Ingmar Heytze schreef 7 nov in hte AD/UN


Herman




Wie zin heeft om me hartelijk uit te lachen, moet morgen naar Tivoli komen.
Daar zal ik, met 35 herfsten op de teller, mijn debuut maken als diskjockey.
Ik heb weliswaar niet de indruk dat het draaien van platen erg ingewikkeld is -anders was er wel een LOI-cursus voor ontwikkeld - maar ik raak al in paniek als ik de mobiele telefoon van iemand anders moet bedienen. Hoe het me zal vergaan als ik achter een paar draaitafels met een mengpaneel wordt gezet, laat zich raden.

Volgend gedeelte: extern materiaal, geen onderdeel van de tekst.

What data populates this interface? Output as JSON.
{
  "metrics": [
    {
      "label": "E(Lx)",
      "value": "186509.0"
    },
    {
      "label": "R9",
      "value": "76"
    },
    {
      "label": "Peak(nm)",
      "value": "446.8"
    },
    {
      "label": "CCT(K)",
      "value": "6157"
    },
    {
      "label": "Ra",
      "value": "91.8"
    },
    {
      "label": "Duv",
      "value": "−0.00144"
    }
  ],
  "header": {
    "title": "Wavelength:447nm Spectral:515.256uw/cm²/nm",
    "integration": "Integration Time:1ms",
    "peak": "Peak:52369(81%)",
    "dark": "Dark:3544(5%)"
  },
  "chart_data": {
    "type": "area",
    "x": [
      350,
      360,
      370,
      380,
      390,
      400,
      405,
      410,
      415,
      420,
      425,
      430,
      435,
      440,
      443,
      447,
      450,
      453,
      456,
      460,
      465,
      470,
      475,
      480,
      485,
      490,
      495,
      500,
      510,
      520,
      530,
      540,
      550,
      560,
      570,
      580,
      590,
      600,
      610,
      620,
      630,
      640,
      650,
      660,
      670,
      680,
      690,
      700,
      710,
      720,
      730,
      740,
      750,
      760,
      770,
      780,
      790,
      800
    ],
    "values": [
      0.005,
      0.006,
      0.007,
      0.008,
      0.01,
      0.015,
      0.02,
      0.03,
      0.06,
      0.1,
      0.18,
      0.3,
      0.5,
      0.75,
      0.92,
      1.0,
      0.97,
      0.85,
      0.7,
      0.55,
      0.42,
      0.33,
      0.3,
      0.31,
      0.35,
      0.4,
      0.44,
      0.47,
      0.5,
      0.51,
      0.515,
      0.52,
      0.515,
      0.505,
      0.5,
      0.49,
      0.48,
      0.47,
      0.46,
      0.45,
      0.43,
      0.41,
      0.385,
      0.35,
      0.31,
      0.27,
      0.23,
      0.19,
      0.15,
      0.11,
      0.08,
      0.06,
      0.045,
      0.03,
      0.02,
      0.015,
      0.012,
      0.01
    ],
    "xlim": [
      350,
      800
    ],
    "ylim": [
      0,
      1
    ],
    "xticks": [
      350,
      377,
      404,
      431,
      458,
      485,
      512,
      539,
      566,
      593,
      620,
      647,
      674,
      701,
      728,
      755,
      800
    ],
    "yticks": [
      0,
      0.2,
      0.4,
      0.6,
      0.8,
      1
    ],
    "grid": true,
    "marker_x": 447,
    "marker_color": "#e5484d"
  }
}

De avond waarop ik mag draaien staat in het teken van Herman van Veen. Omdat hij dit jaar zestig is geworden en al veertig jaar in het vak zit, hebben zestien Utrechtse bands covers van hem opgenomen.
De aldus ontstane CD wordt morgen gepresenteerd.
We horen Herman geknipt, gesampeld, gerapt en gegrunt. Snelle beats, loeiende gitaren, vreemde bliepjes - als liefde zoveel herrie maakt, dan moet het echt wel liefde zijn. Een mooier eerbetoon bestaat niet. Na afloop van de presentatie wilde ik platen draaien uit de anderhalve meter cabaretvinyl van mijn ouders.
Gelukkig ben ik eerst gaan luisteren in welke staat die platen verkeren. 'Wat heb ik nou aan algebra?' knettert Loeki Knol door een muur van statische ruis heen.'T is weer voor- voor- voor-voor- bij die mooie zo- zo- zo-zo' scratcht Gerard Cox. 'Als-ie maar geen voetballer wordt, ze schoppen 'm misschien half-dood' sombert Boudewijn de Groot opmerkelijk helder, maar de legendarische gitaarsolo wordt voornamelijk begeleid door de onderkant van de plaat.

Ik weet niet of het me voor morgen nog gaat lukken om viool te leren spelen.